Today, I'm going to share what I'm doing to prepare for the physical challenges of letting a yak carry my duffle up to Everest Base Camp.
This is not me. |
Thus, I made an appointment with a personal trainer at the Recreation and Fitness Center at work. Cheryl W. in the SAS personal trainer pool was lucky enough to pull my name. I met with Cheryl for an hour, where we went over my fitness goals - not just EBC, but doing two or three hilly century rides this year, culminating with a double century again at Bike MS in September. At our second meeting, Cheryl showed me some core-building, balance, and general strengthening exercises to add to my current monotonous routine. And yes, these new exercises do involve free weights!
- Start with the big red exercise ball, sort of what you'd use to play fetch with Clifford The Big Red Dog. Sit on the ball, then roll forward until, facing up, your shoulders and neck are on the ball. Make a flat platform with your body, with knees bent 90 degrees and feet on the floot. Using dumbells, press 20 times slowly. Use a weight that is enough that you can just barely finish 20 reps. I won't say what my weight is; use your imagination for best humorous effect. I look at the guy on the bench next to me with 70 lb weights in each beefy arm and I tell myself, "yah, but can he do that on an exercise ball?"
- Next, lay face down with the ball under your hips/abdomen. Lift dumbells, one arm at a time, bringing them to your pits, then slowly return them to the floor. Do 20 reps with each arm. (Again, insert ridiculously light weight here.)
- Last ball exercise: return to the platform position. Starting with weights extended straight up, slowly lower the weights over your face and down on either side of your head, then return, straightening the arms and keeping elbows close together. This is a tricept press. Like the others, doing this while balancing on the ball helps build your core, especially if you position your feet closer together.
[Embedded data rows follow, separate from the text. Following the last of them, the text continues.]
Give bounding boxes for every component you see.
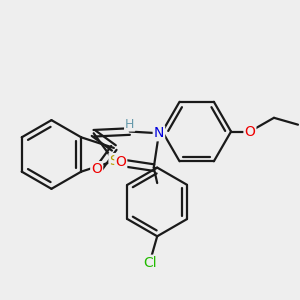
Text: O: O xyxy=(116,154,126,169)
Text: O: O xyxy=(91,162,102,176)
Text: H: H xyxy=(125,118,134,130)
Text: O: O xyxy=(244,124,255,139)
Text: N: N xyxy=(154,126,164,140)
Text: S: S xyxy=(110,154,118,168)
Text: Cl: Cl xyxy=(143,256,157,270)
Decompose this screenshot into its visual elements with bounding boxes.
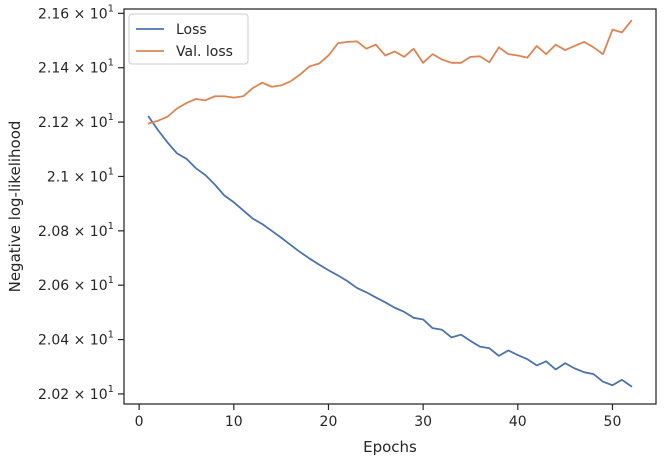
y-tick-mantissa: 2.12	[38, 115, 69, 131]
y-tick-exponent: 1	[108, 58, 114, 69]
y-tick-exponent: 1	[108, 166, 114, 177]
y-tick-mantissa: 2.14	[38, 61, 69, 77]
y-tick-base: 10	[90, 6, 108, 22]
y-tick-exponent: 1	[108, 112, 114, 123]
y-tick-mantissa: 2.06	[38, 278, 69, 294]
y-tick-times: ×	[69, 333, 90, 349]
y-tick-base: 10	[90, 169, 108, 185]
y-tick-times: ×	[69, 169, 90, 185]
y-tick-label: 2.04 × 101	[38, 330, 114, 349]
plot-frame	[123, 8, 657, 405]
y-tick-exponent: 1	[108, 221, 114, 232]
y-tick-label: 2.02 × 101	[38, 384, 114, 403]
x-tick-label: 10	[225, 414, 243, 430]
y-tick-exponent: 1	[108, 275, 114, 286]
legend-label: Loss	[176, 22, 207, 38]
y-tick-mantissa: 2.04	[38, 333, 69, 349]
series-group	[147, 19, 633, 388]
y-tick-times: ×	[69, 6, 90, 22]
y-tick-exponent: 1	[108, 330, 114, 341]
y-tick-base: 10	[90, 333, 108, 349]
y-tick-times: ×	[69, 224, 90, 240]
y-tick-mantissa: 2.08	[38, 224, 69, 240]
y-tick-label: 2.06 × 101	[38, 275, 114, 294]
y-tick-base: 10	[90, 387, 108, 403]
series-line-loss	[147, 115, 633, 388]
x-tick-label: 20	[320, 414, 338, 430]
y-tick-exponent: 1	[108, 384, 114, 395]
x-tick-label: 40	[509, 414, 527, 430]
series-line-val-loss	[147, 19, 633, 125]
x-tick-label: 30	[414, 414, 432, 430]
y-tick-exponent: 1	[108, 3, 114, 14]
y-tick-times: ×	[69, 61, 90, 77]
x-tick-label: 0	[135, 414, 144, 430]
y-tick-base: 10	[90, 278, 108, 294]
y-tick-label: 2.08 × 101	[38, 221, 114, 240]
y-tick-mantissa: 2.1	[47, 169, 69, 185]
y-tick-times: ×	[69, 387, 90, 403]
y-tick-label: 2.12 × 101	[38, 112, 114, 131]
y-tick-label: 2.14 × 101	[38, 58, 114, 77]
y-tick-mantissa: 2.02	[38, 387, 69, 403]
y-tick-label: 2.1 × 101	[47, 166, 114, 185]
y-tick-label: 2.16 × 101	[38, 3, 114, 22]
y-tick-mantissa: 2.16	[38, 6, 69, 22]
y-axis-label: Negative log-likelihood	[6, 121, 24, 293]
y-tick-times: ×	[69, 278, 90, 294]
x-tick-label: 50	[604, 414, 622, 430]
y-tick-base: 10	[90, 224, 108, 240]
x-axis-label: Epochs	[363, 438, 417, 456]
legend: Loss Val. loss	[128, 13, 249, 65]
y-tick-base: 10	[90, 115, 108, 131]
y-tick-times: ×	[69, 115, 90, 131]
y-tick-base: 10	[90, 61, 108, 77]
x-axis: 0 10 20 30 40 50	[135, 404, 622, 430]
legend-label: Val. loss	[176, 44, 233, 60]
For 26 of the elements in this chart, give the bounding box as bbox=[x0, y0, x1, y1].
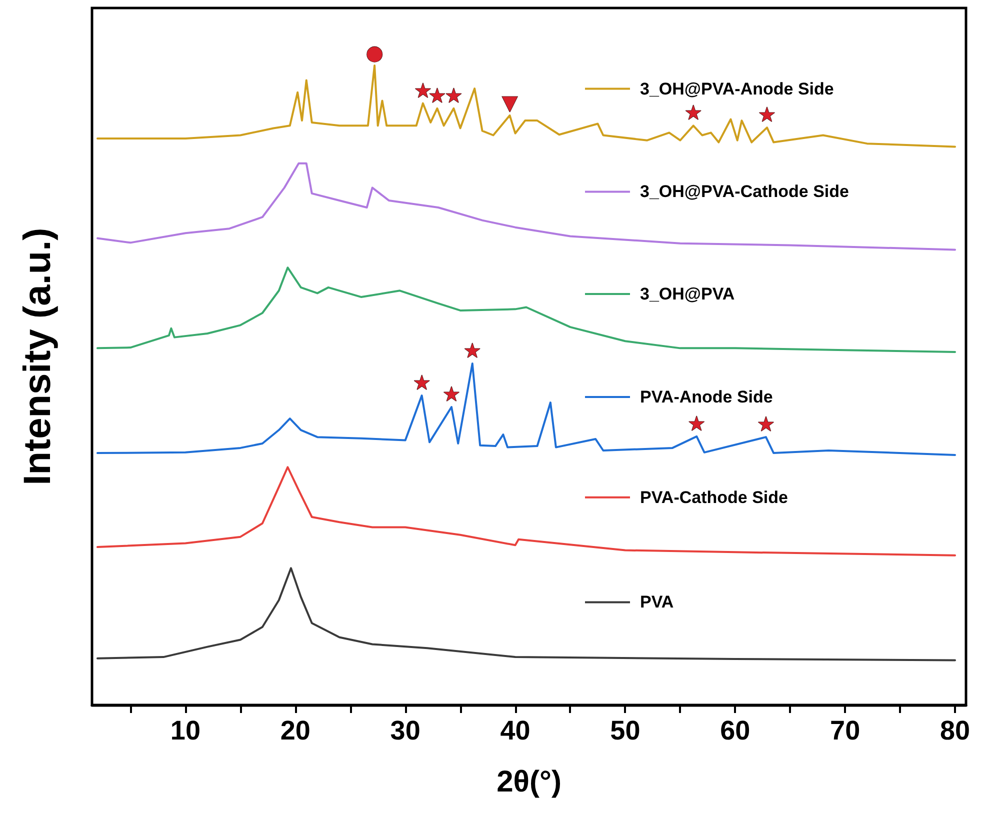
legend-label: 3_OH@PVA-Anode Side bbox=[640, 79, 834, 98]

- Four, using an exercise step or other platform, and holding weights in each wimpy arm, step up with one foot and bring the opposite knee up to waist height hold briefly (or boxerly, if you lean that way), then return it to the floor. Repeat 20 times on the right leg, then 20 on left.
- E, hold weights in each arm, held low at your sides. With straight arms, raise the weights out to the sides slowly to shoulder height, hold briefly, then slowly lower. Repeat 17 times. (No, I'm kidding, it's 20). Oh, and while you're doing this, stand only on one foot for 10 reps, the other foot for the last 10.
- F is similar, but doing curls while balancing on one foot; 20 curls each arm. As before, choose a weight such that you can barely finish the 20 reps. For some inscrutable reason, this one is called the One Leg Arm Curl.
- Exercise 7 (Bridge): lay on your back on a mat on the floor, with knees bent, feet flat. Then lift abdomen up, straightening your back (or abdomen, I'm adaptable), while pressing arms firmly into the floor (which does not bend no matter how hard you press). Repeat the magic number of times.
- Final exercise is the Plank. I hold this and count 20 slow breaths, which takes about 80 seconds, then repeat. Try to ignore the shaking.
Stairmaster Step Mill |
In addition to these core-building exercises, I'm adding intervals to my cardio workouts. So instead of just spinning for an hour at a constant rate while I read a book (latest: A Memory of Light, a bicep builder disguised as an 800+ page hardback), I'm doing other exercises. On Wednesday, I did 30 minutes on the "real" stair machine, basically a self-contained mini escalator in the gym, minus the elf. My 7 intervals consisted of 2 minutes at 99 steps per minute and 2 minutes "rest" at 64 steps per minute. This simulates some pretty serious climbing (150+ flights of 15 steps each).
Although I really went nowhere, I think I'm getting somewhere, getting fit, finding what fits, and having fun while doing it. And that's the point, right? "Dave's journey from here to there." I hope you'll continue the journey with me.